Bunun üzerine Meclis’te gerginlik arttı. Yıldız, “Ben kimseye cahil demedim. Bu kentin yararını istiyorsanız, AK Parti’nin ortaya koyduğu çalışmaları gerçeklik ile uyuşan bir şekilde değerlendirmeniz gerekiyor. Bir taraftan Aliağa’da olanı almak isterken, bir taraftan da Menemen’e destek verilmezse ortak akıldan bahsedemeyiz. Buraya açılan davaları Tunç Soyer’in gündem hikayesi olarak görmüştüm bu dava. Ama Görüyorum ki CHP Grup Sözcüsü bununla ilgili sunum hazırlamış. Bir diğer CHP’li meclis üyemiz ‘ormanımızı geri verin diyor’ Bunu hayretle izliyorum. Bu bakışla ne Cemil Bey bir yol izleyebilir ne de bu kent temel sorunlarını çözebilir” ifadelerini kullandı.

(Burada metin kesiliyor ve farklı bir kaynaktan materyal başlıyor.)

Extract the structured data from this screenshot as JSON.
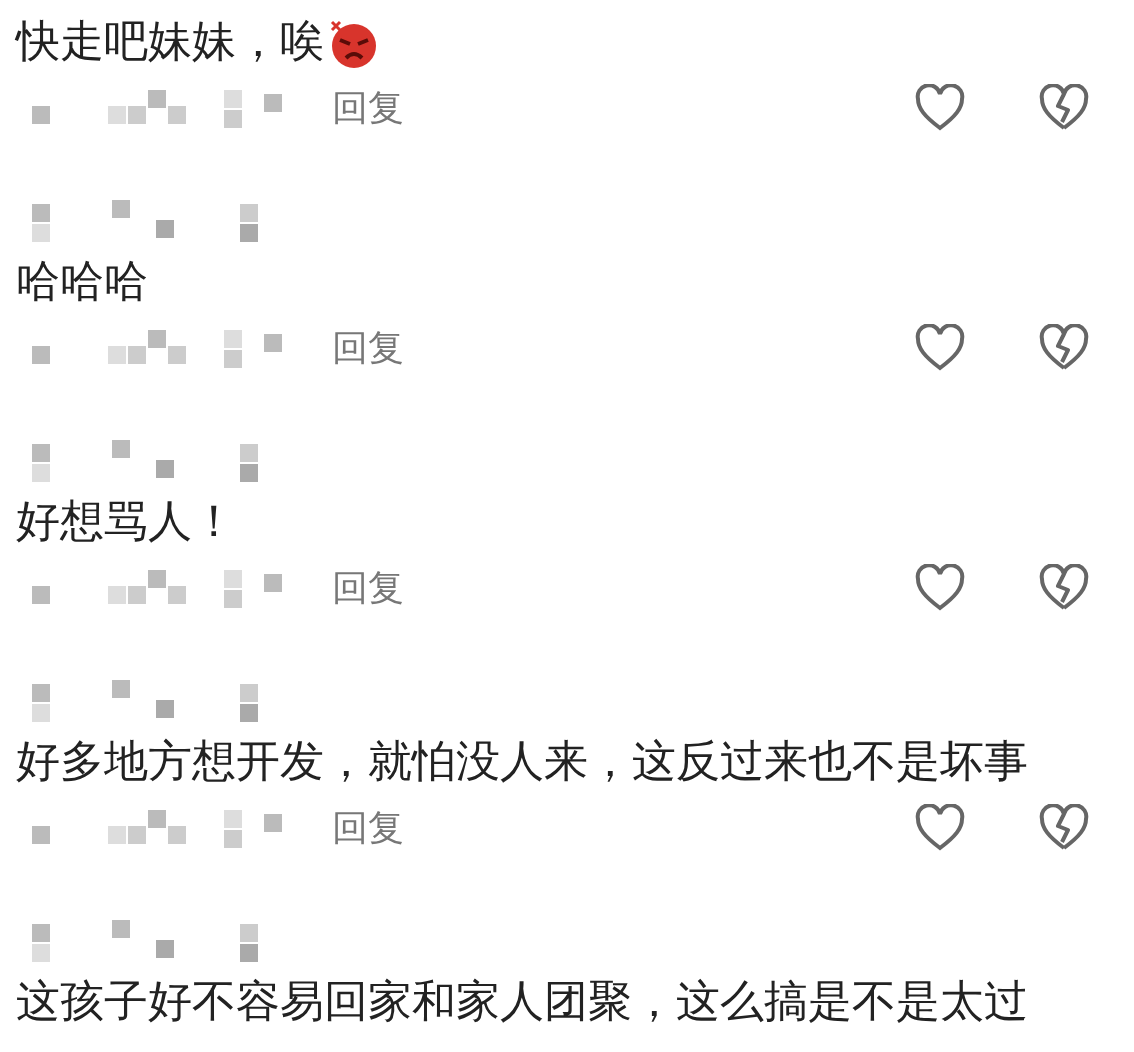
{
  "comments": [
    {
      "kind": "no_header",
      "text": "快走吧妹妹，唉",
      "sticker": true,
      "reply": "回复"
    },
    {
      "kind": "full",
      "text": "哈哈哈",
      "sticker": false,
      "reply": "回复"
    },
    {
      "kind": "full",
      "text": "好想骂人！",
      "sticker": false,
      "reply": "回复"
    },
    {
      "kind": "full",
      "text": "好多地方想开发，就怕没人来，这反过来也不是坏事",
      "sticker": false,
      "reply": "回复"
    },
    {
      "kind": "no_actions",
      "text": "这孩子好不容易回家和家人团聚，这么搞是不是太过",
      "sticker": false
    }
  ]
}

“EKSİKLERİMİZ VARSA TAMAMLARIZ”
Son olarak yapılan eleştirileri yanıtlayan CHP Grup Başkanvekili Levent Zafer Yıldır, “Göreve geldiğimizden beri yaklaşık 6 ay geçti. Bir sürü şey yaptık. Eksik bırakılan işler, hatalar varsa bunları düzeltmek zorundayız. Var olan aksaklıkların, dünya genelinde yaşanan gelişmelerden mi, ülke yönetimindeki yanlış planlardan mı kaynaklandığını ayırmak istiyoruz” diye ekledi.
“MAKUL GEREKÇELERİMİZ VAR”
“Bizim yanan orman alanları ile ilgili gerekçeler makuldür” diyen Yıldır, “Bu bölgede heyelan ve sel felaketinin olma olasılığı vardır. Cumhur İttifakı grubu bazı konularda bizi önceden uyarmak zorunluluğu hissediyorsa, biz de benzer bir görevi hükümeti uyarma konusunda üstleniyoruz” dedi.
NAZİRE YAPAR GİBİ 22 YIL İLE YARGILIYORLAR
İzmir’de elektrik akımına kapılıp, 2 vatandaşın hayatını kaybettiği elektik akımı faciasında İZSU Genel Müdürü Gürkan Erdoğan’ın 22,5 yargılanmasına değinen Yıldır, “İZSU Genel Müdürümüz 22,5 yılla yargılanıyor. Ayrıca 3 soruşturma daha gündeme gelmiştir. Göreve geldikten sonra 22 gün sonra arkadaşımızın gözaltına alınıp, 22,5 yılla yargılanmasını halen anlamış değilim. Ama gerçekten bir samimi yaklaşım getirilecekse, bizim bürokratlarımızın da morallerini düzeltmesini düşünüyoruz. Biz elimizden geleni yapıyoruz ama 22 gün sonra sanki 22’ye nazire yapar gibi hemen 22,5 yılla yargılamaya çalışmanın arkasında iyi bir niyet görmediğimizi söylemeliyim” diye konuştu.